Все существо Чада переполнилось восхищением; казалось, тело его плавится под воздействием созерцаемой картины, ее ярких цветов и форм, и легкая судорога, столь молниеносная, что осталась не замеченной никем, в том числе им самим, прошила все его мышцы. Будто какая-то сила прошла насквозь и устремилась ввысь к украшенному лепниной потолку, где и растворилась в гулкой тишине, отсекая все, что не имело отношения к предмету восторженного поклонения.
Этот мгновенный порыв разбудил в душе Чада подспудное желание копирования, как бывает, когда один человек неосознанно стремится повторить за другим понравившийся жест или особый, не виданный ранее элемент мимики.
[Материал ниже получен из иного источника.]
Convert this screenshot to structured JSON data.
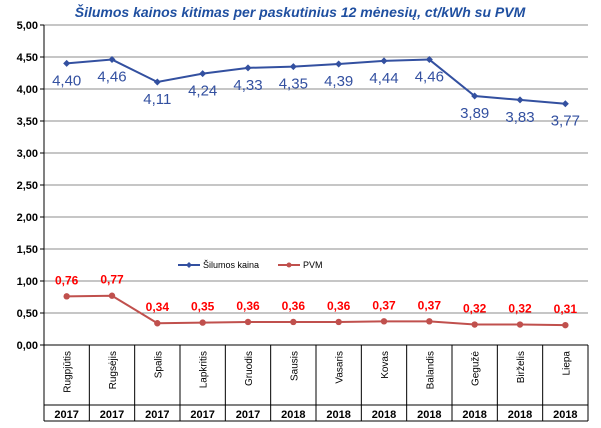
{
  "chart_data": {
    "type": "line",
    "title": "Šilumos kainos kitimas per paskutinius 12 mėnesių, ct/kWh su PVM",
    "xlabel": "",
    "ylabel": "",
    "ylim": [
      0,
      5
    ],
    "yticks": [
      "0,00",
      "0,50",
      "1,00",
      "1,50",
      "2,00",
      "2,50",
      "3,00",
      "3,50",
      "4,00",
      "4,50",
      "5,00"
    ],
    "grid": true,
    "legend_position": "center-left",
    "categories": [
      "Rugpjūtis",
      "Rugsėjis",
      "Spalis",
      "Lapkritis",
      "Gruodis",
      "Sausis",
      "Vasaris",
      "Kovas",
      "Balandis",
      "Gegužė",
      "Birželis",
      "Liepa"
    ],
    "years": [
      "2017",
      "2017",
      "2017",
      "2017",
      "2017",
      "2018",
      "2018",
      "2018",
      "2018",
      "2018",
      "2018",
      "2018"
    ],
    "series": [
      {
        "name": "Šilumos kaina",
        "color": "#3350A0",
        "values": [
          4.4,
          4.46,
          4.11,
          4.24,
          4.33,
          4.35,
          4.39,
          4.44,
          4.46,
          3.89,
          3.83,
          3.77
        ],
        "labels": [
          "4,40",
          "4,46",
          "4,11",
          "4,24",
          "4,33",
          "4,35",
          "4,39",
          "4,44",
          "4,46",
          "3,89",
          "3,83",
          "3,77"
        ]
      },
      {
        "name": "PVM",
        "color": "#C0504D",
        "label_color": "#FF0000",
        "values": [
          0.76,
          0.77,
          0.34,
          0.35,
          0.36,
          0.36,
          0.36,
          0.37,
          0.37,
          0.32,
          0.32,
          0.31
        ],
        "labels": [
          "0,76",
          "0,77",
          "0,34",
          "0,35",
          "0,36",
          "0,36",
          "0,36",
          "0,37",
          "0,37",
          "0,32",
          "0,32",
          "0,31"
        ]
      }
    ]
  }
}
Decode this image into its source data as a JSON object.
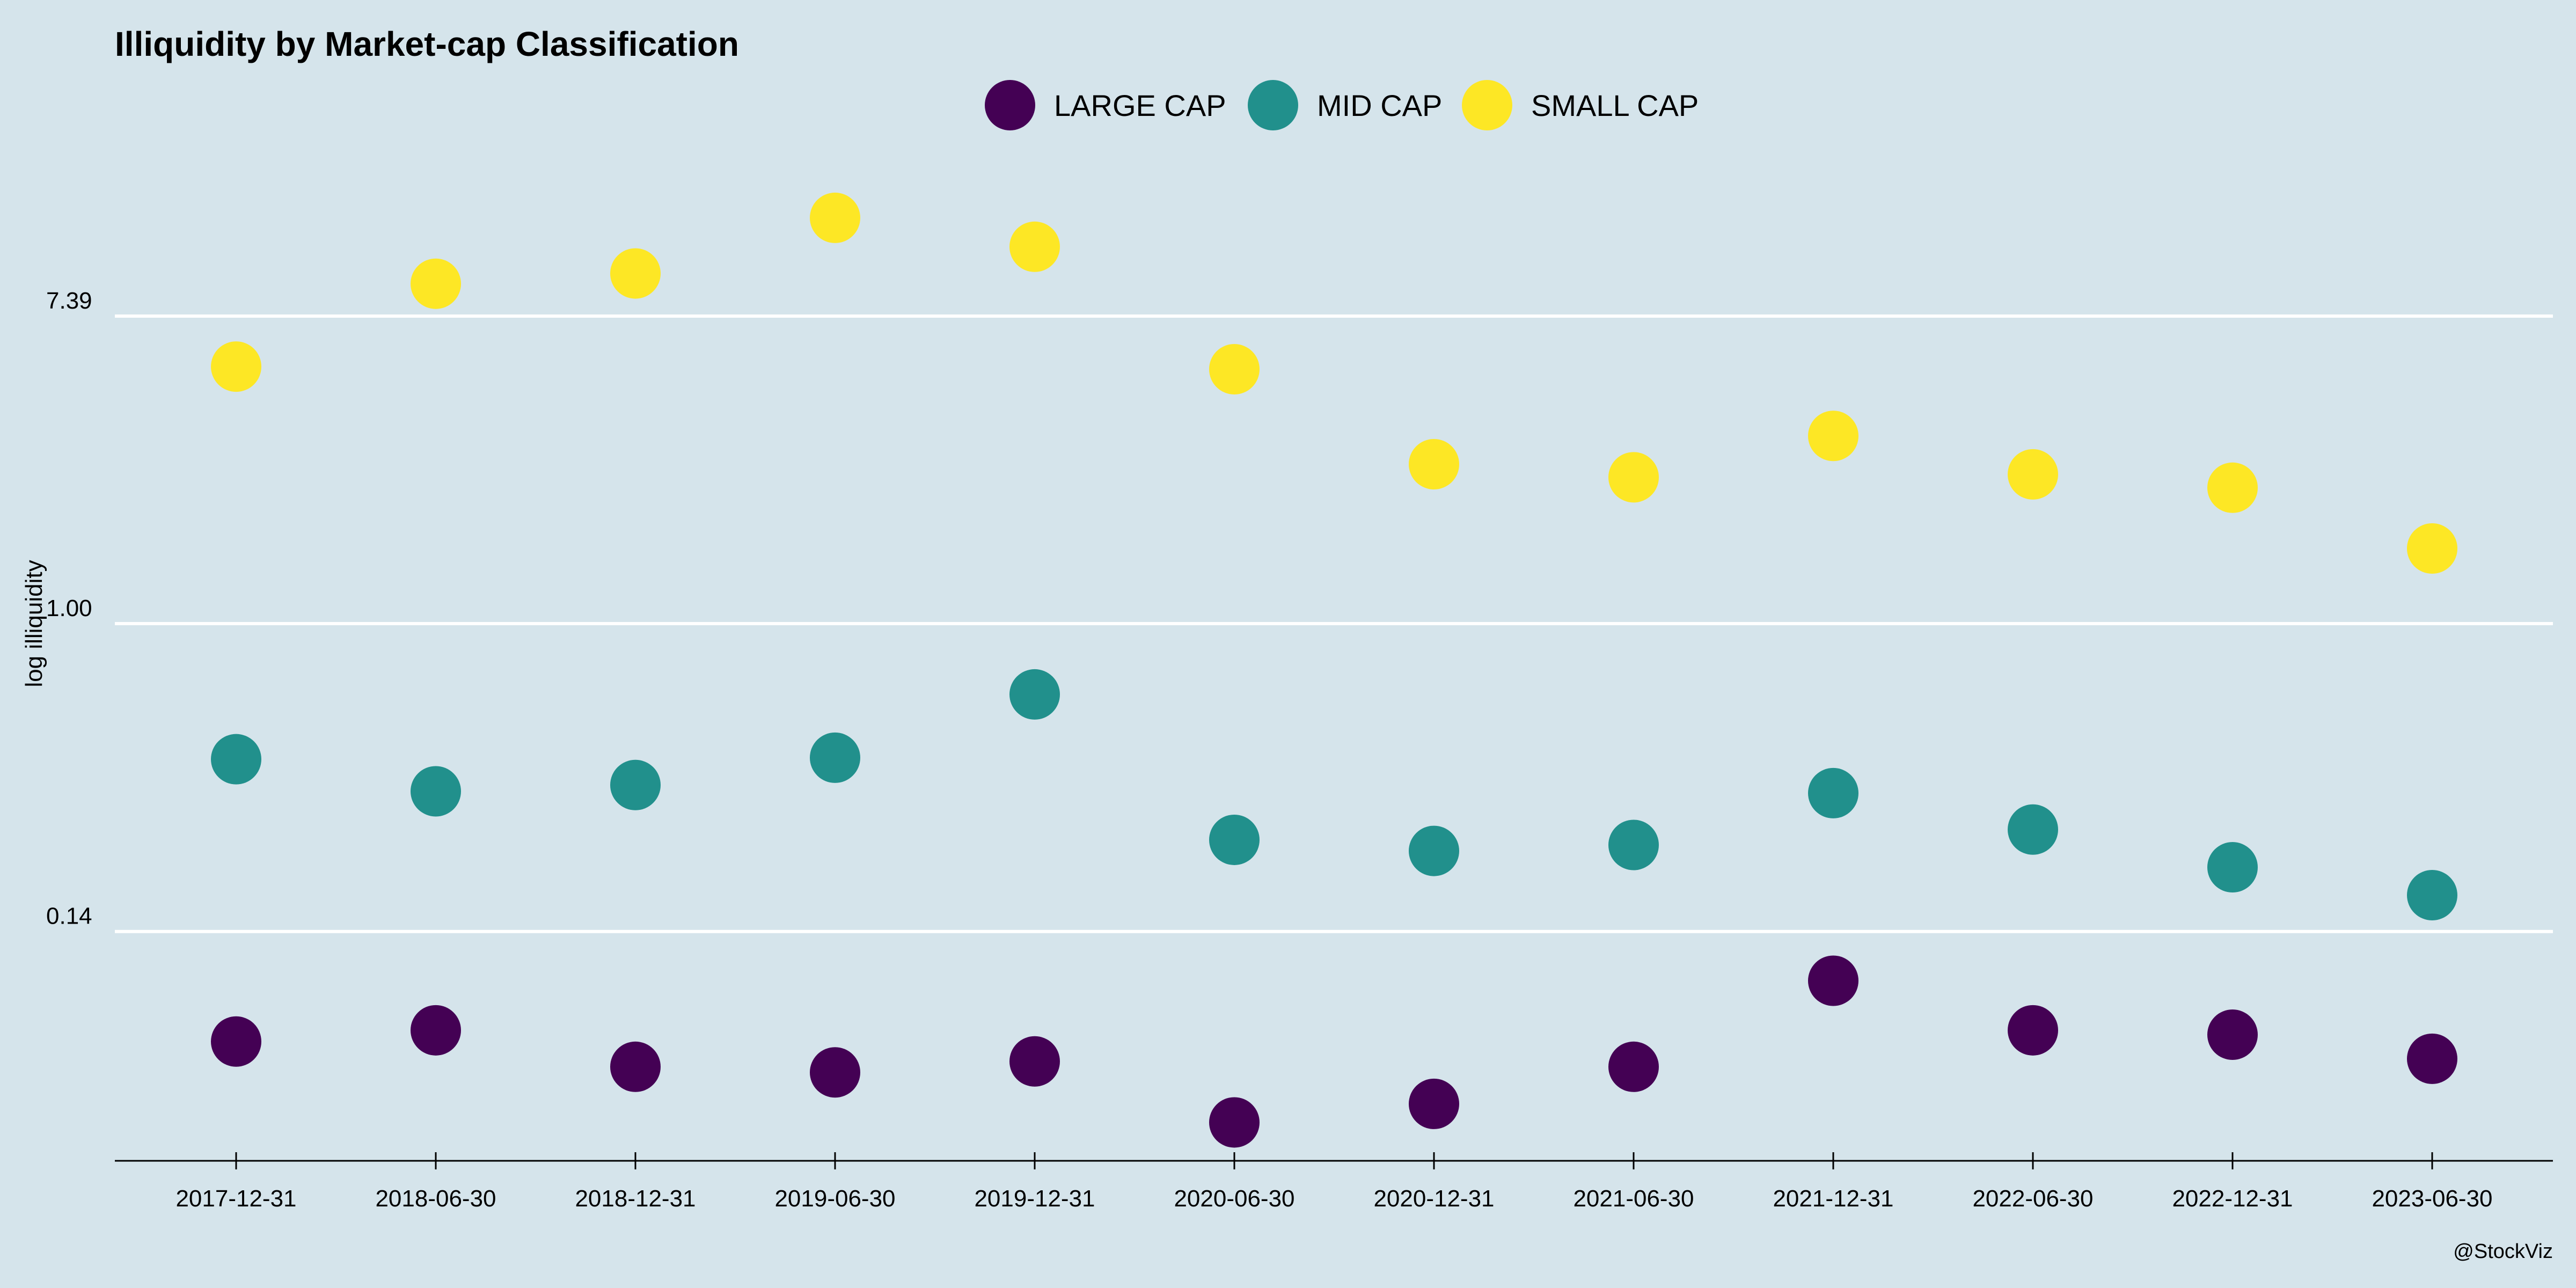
{
  "chart_data": {
    "type": "scatter",
    "title": "Illiquidity by Market-cap Classification",
    "xlabel": "",
    "ylabel": "log illiquidity",
    "scale": "log",
    "yticks": [
      {
        "value": 0.135,
        "label": "0.14"
      },
      {
        "value": 1.0,
        "label": "1.00"
      },
      {
        "value": 7.389,
        "label": "7.39"
      }
    ],
    "ylim": [
      0.03,
      45
    ],
    "grid": {
      "horizontal": true,
      "vertical": false
    },
    "legend_position": "top-center",
    "caption": "@StockViz",
    "categories": [
      "2017-12-31",
      "2018-06-30",
      "2018-12-31",
      "2019-06-30",
      "2019-12-31",
      "2020-06-30",
      "2020-12-31",
      "2021-06-30",
      "2021-12-31",
      "2022-06-30",
      "2022-12-31",
      "2023-06-30"
    ],
    "series": [
      {
        "name": "LARGE CAP",
        "color": "#440154",
        "values": [
          0.066,
          0.071,
          0.056,
          0.054,
          0.058,
          0.039,
          0.044,
          0.056,
          0.098,
          0.071,
          0.069,
          0.059
        ]
      },
      {
        "name": "MID CAP",
        "color": "#21908c",
        "values": [
          0.414,
          0.336,
          0.35,
          0.418,
          0.631,
          0.245,
          0.228,
          0.237,
          0.332,
          0.262,
          0.205,
          0.171
        ]
      },
      {
        "name": "SMALL CAP",
        "color": "#fde725",
        "values": [
          5.32,
          9.12,
          9.75,
          14.0,
          11.6,
          5.23,
          2.82,
          2.59,
          3.39,
          2.64,
          2.42,
          1.63
        ]
      }
    ]
  }
}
Чад медленно поднял руку, намереваясь завести ее за голову, но, не достигнув затылка, остановился на полпути, устыдившись этой неуместной, почти рефлекторной реакции. Он напряг шею, а следом и остальные части тела, сделавшись на секунду воплощением античной статуи, установленной в излишней близости к другому предмету искусства и загораживающей его от чужого внимания.
– Отчаяние заразительно, не правда ли? – услышал Чад молодой звонкий голос.
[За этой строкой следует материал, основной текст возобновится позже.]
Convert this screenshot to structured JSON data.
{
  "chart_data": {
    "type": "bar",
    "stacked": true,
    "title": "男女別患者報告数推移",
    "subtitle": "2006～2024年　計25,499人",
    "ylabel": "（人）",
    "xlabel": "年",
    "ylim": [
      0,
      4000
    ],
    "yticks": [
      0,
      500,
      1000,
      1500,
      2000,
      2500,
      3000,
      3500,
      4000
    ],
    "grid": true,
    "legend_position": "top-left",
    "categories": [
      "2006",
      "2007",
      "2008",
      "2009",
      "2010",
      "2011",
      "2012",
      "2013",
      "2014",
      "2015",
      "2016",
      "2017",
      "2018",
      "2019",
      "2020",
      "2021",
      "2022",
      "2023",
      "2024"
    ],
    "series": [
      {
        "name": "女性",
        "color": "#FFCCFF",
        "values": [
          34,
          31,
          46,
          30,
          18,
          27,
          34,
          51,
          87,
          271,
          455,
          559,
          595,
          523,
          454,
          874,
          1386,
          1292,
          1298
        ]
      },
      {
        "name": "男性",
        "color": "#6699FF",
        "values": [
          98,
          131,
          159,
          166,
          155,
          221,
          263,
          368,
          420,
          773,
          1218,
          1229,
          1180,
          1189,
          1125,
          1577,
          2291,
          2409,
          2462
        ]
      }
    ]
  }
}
Он обернулся и увидел в двух шагах от себя девушку в музейной форме. Она стояла, скрестив руки на груди, и с любопытством смотрела на Чада.
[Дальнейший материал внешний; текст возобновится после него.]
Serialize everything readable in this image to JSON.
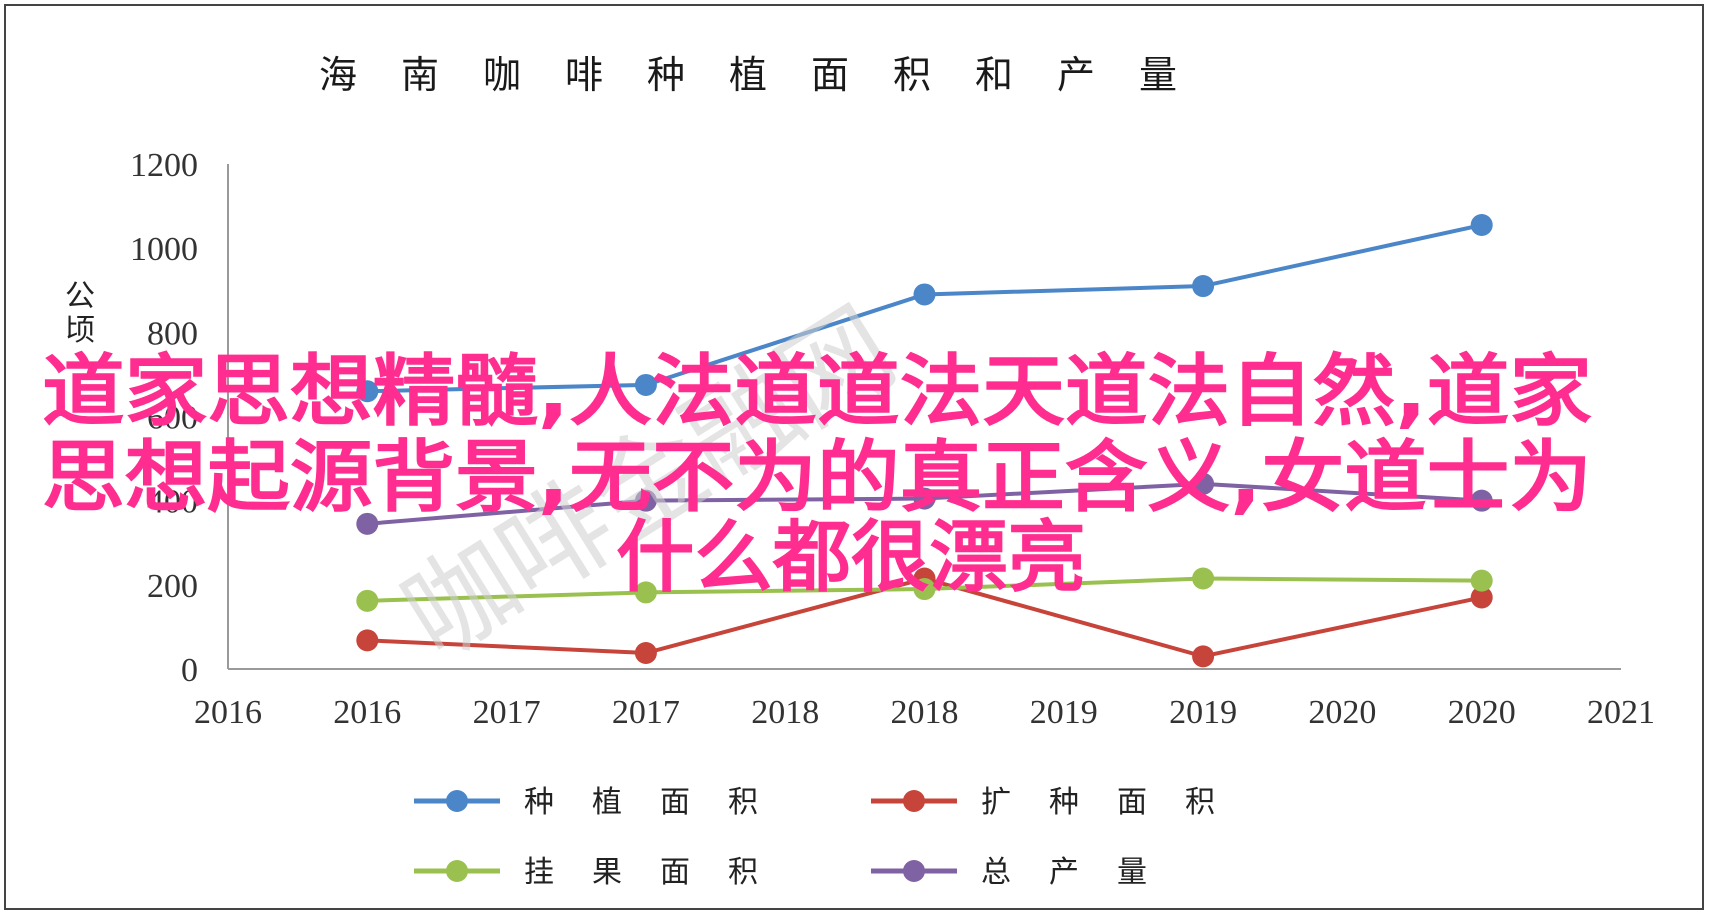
{
  "chart_data": {
    "type": "line",
    "title": "海南咖啡种植面积和产量",
    "ylabel": "公顷",
    "xlabel": "",
    "x_ticks": [
      "2016",
      "2016",
      "2017",
      "2017",
      "2018",
      "2018",
      "2019",
      "2019",
      "2020",
      "2020",
      "2021"
    ],
    "y_ticks": [
      "0",
      "200",
      "400",
      "600",
      "800",
      "1000",
      "1200"
    ],
    "ylim": [
      0,
      1200
    ],
    "grid": false,
    "legend_position": "bottom",
    "categories": [
      "2016",
      "2017",
      "2018",
      "2019",
      "2020"
    ],
    "series": [
      {
        "name": "种植面积",
        "color": "#4a86c8",
        "values": [
          660,
          675,
          890,
          910,
          1055
        ]
      },
      {
        "name": "扩种面积",
        "color": "#c6443a",
        "values": [
          68,
          38,
          215,
          30,
          170
        ]
      },
      {
        "name": "挂果面积",
        "color": "#9ac14f",
        "values": [
          162,
          182,
          190,
          215,
          210
        ]
      },
      {
        "name": "总产量",
        "color": "#7f62a3",
        "values": [
          345,
          400,
          405,
          440,
          400
        ]
      }
    ]
  },
  "overlay": {
    "line1": "道家思想精髓,人法道道法天道法自然,道家",
    "line2": "思想起源背景,无不为的真正含义,女道士为",
    "line3": "什么都很漂亮",
    "color": "#ff2d8f"
  },
  "watermark": {
    "text": "咖啡金融网"
  }
}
– Понимаю, что вы только пришли, – проговорила она с извинением в голосе, – но мой долг предупредить, что галерея скоро закроется.
Чад кивнул, досадуя, что позволил, пусть и на краткое мгновение, но все же отвлечь себя.
– Я знаю. У меня в запасе еще несколько минут. – Он поднял руку, но не стал смотреть на циферблат.
– Вы выбрали верное время. Днем здесь не протолкнуться. – Она скользнула по портрету равнодушным привычным взглядом. У нее оказался правильный профиль: ровный, заостренный к кончику нос, мягкие губы и крепко прижатые к черепу аккуратные уши. Темные волосы она носила собранными в крепкий узел. – Так вы художник?
– Последний курс академии Слейда.
– Я могла бы не спрашивать.
– Вот как?
– Разумеется. Художники иначе смотрят на картины. Вы разглядываете их так, словно хотите сорвать каждую со стены и растоптать и в то же время упасть перед ней на колени.
– Забавно. – Чад с улыбкой пожал плечами: – Может, вы и правы. Смотреть на чужой талант бывает так же болезненно, как и приятно.
– Наверное, вы хотели бы, чтобы ваши картины тоже когда-нибудь здесь оказались?
– Вам знакомы портретисты, которые не мечтали бы об этом?
– Наверное, нет.
– Считаете, что у меня есть шанс? – Чад с любопытством повернулся к девушке: – Думаете, я мог бы стать знаменитым?
– Упорный труд и капелька везения – и вот портрет вашей кисти уже висит на этом самом месте!
– Чад Мелтон. – Он протянул руку, и девушка пожала ее в ответ.
– Аманда Филдс.
Они оглядели друг друга быстрыми, ни к чему не обязывающими взглядами и вновь обратили взоры к картине.
– Мне кажется, вы похожи на него, – задумчиво проговорила Аманда. – У вас такие же руки, беспокойные и сухие, словно на пальцах вот-вот лопнет кожа.
– Это растворитель.
– Только взгляд совсем другой. – Она помедлила. – Но, наверное, это к лучшему.
– Что именно?
– То, что вы кажетесь нормальным.
– Вы меня успокоили. – Чад усмехнулся: – А в общем-то, я не прочь ненадолго стать Курбе. Да что там, я восхищаюсь им настолько, что готов стать им навечно.
– Жаждете выведать, что вызвало его отчаяние?